When you take a whiff of G13, you are gonna pick up some sweet citrus, and that is also true of the flavor, which has hints of grapefruit, mandarin orange, and a bit of earthiness. It is decently tasty. But, as with other tasty, high THC strains, letting the flavor convince you to smoke too much can leave you feeling dazed and heavy, so beware.
Blueberry Yum Yum
We might not turn to Ludacris to help us make all of our decisions, but we do have a fair amount of trust in him when it comes to both weed and sex guidance. If his song “Blueberry Yum Yum” is to be believed, this strain tastes good and is the perfect foundation for finding “a woman that skeet skeet skeet skeet skeet skeet skeet.” Luda gets it. This sativa-dominant hybrid is well-balanced with a full spectrum of both psychoactive and physical traits for all your skeeting needs. Users will enjoy a toasty sense of euphoria followed by an increase in fast-paced free association and a bit of a body buzz. It is great for hooking up in ways that engage both your mind and your body. Get creative.

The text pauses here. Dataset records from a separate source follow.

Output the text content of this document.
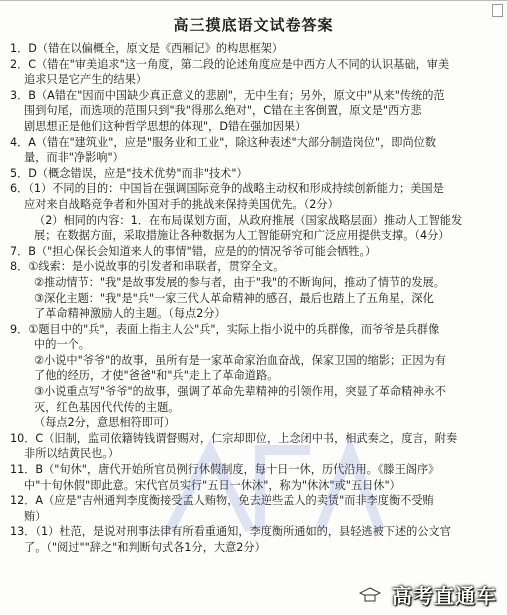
高三摸底语文试卷答案
1．D（错在以偏概全，原文是《西厢记》的构思框架）
2．C（错在"审美追求"这一角度，第二段的论述角度应是中西方人不同的认识基础，审美
追求只是它产生的结果）
3．B（A错在"因而中国缺少真正意义的悲剧"，无中生有；另外，原文中"从来"传统的范
围到句尾，而选项的范围只到"我"得那么绝对"，C错在主客倒置，原文是"西方悲
剧思想正是他们这种哲学思想的体现"，D错在强加因果）
4．A（错在"建筑业"，应是"服务业和工业"，除这种表述"大部分制造岗位"，即尚位数
量，而非"净影响"）
5．D（概念错误，应是"技术优势"而非"技术"）
6．（1）不同的目的：中国旨在强调国际竞争的战略主动权和形成持续创新能力；美国是
应对来自战略竞争者和外国对手的挑战来保持美国优先。（2分）
（2）相同的内容：1．在布局谋划方面，从政府推展（国家战略层面）推动人工智能发
展；在数据方面，采取措施让各种数据为人工智能研究和广泛应用提供支撑。（4分）
7．B（"担心保长会知道来人的事情"错，应是的的情况爷爷可能会牺牲。）
8．①线索：是小说故事的引发者和串联者，贯穿全文。
②推动情节："我"是故事发展的参与者，由于"我"的不断询问，推动了情节的发展。
③深化主题："我"是"兵"一家三代人革命精神的感召，最后也踏上了五角星，深化
了革命精神激励人的主题。（每点2分）
9．①题目中的"兵"，表面上指主人公"兵"，实际上指小说中的兵群像，而爷爷是兵群像
中的一个。
②小说中"爷爷"的故事，虽所有是一家革命家治血奋战，保家卫国的缩影；正因为有
了他的经历，才使"爸爸"和"兵"走上了革命道路。
③小说重点写"爷爷"的故事，强调了革命先辈精神的引领作用，突显了革命精神永不
灭，红色基因代代传的主题。
（每点2分，意思相符即可）
10．C（旧制，监司依籍铸钱谓督赐对，仁宗却即位，上念闭中书，相武奏之，度言，附奏
非所以结黄民也。）
11．B（"旬休"，唐代开始所官员例行休假制度，每十日一休，历代沿用。《滕王阁序》
中"十旬休假"即此意。宋代官员实行"五日一休沐"，称为"休沐"或"五日休"）
12．A（应是"吉州通判李度衡接受孟人贿物，免去逆些孟人的卖赁"而非李度衡不受贿
贿）
13．（1）杜范，是说对刑事法律有所看重通知，李度衡所通如的，县轻逃被下述的公文官
了。（"阅过""辞之"和判断句式各1分，大意2分）
高考直通车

This bud definitely has a blueberry aroma, but users will also pick up earthy, minty, and piney notes. Plus, it can get a bit skunky when it’s pulled apart or broken up in a grinder. The smoke is super tasty with a sweet aftertaste that complements its strong flavors of berry and pine.
People looking to channel the 1960s with a little free loving and a psychedelic flair will find Headbanger a perfect strain. The high comes on slowly, but it can make sights and sounds appear sharper. That sensory enhancement can be further amplified by playing some trippy tunes for some really mind-altering results. This is the time to lean into these effects by smoking a bowl, putting on some Spiritualized, turning on a blacklight or two, and exploring your partner’s body. Bonus points if you can make your lover moan or scream. Given the uptick in cerebral activity that Headbanger triggers, that shouldn’t be too difficult.
This strain has a pretty hashy flavor profile because it is a cross of Biker Kush and Sour Diesel, which is notoriously strong tasting. The flower typically has a fuel aroma with notes of skunkiness, but that gives way to some sweet citrus when you grind it. And, even given all of this, on the exhale, there is some of the funky sweetness of overripe fruit that isn’t at all unpleasant.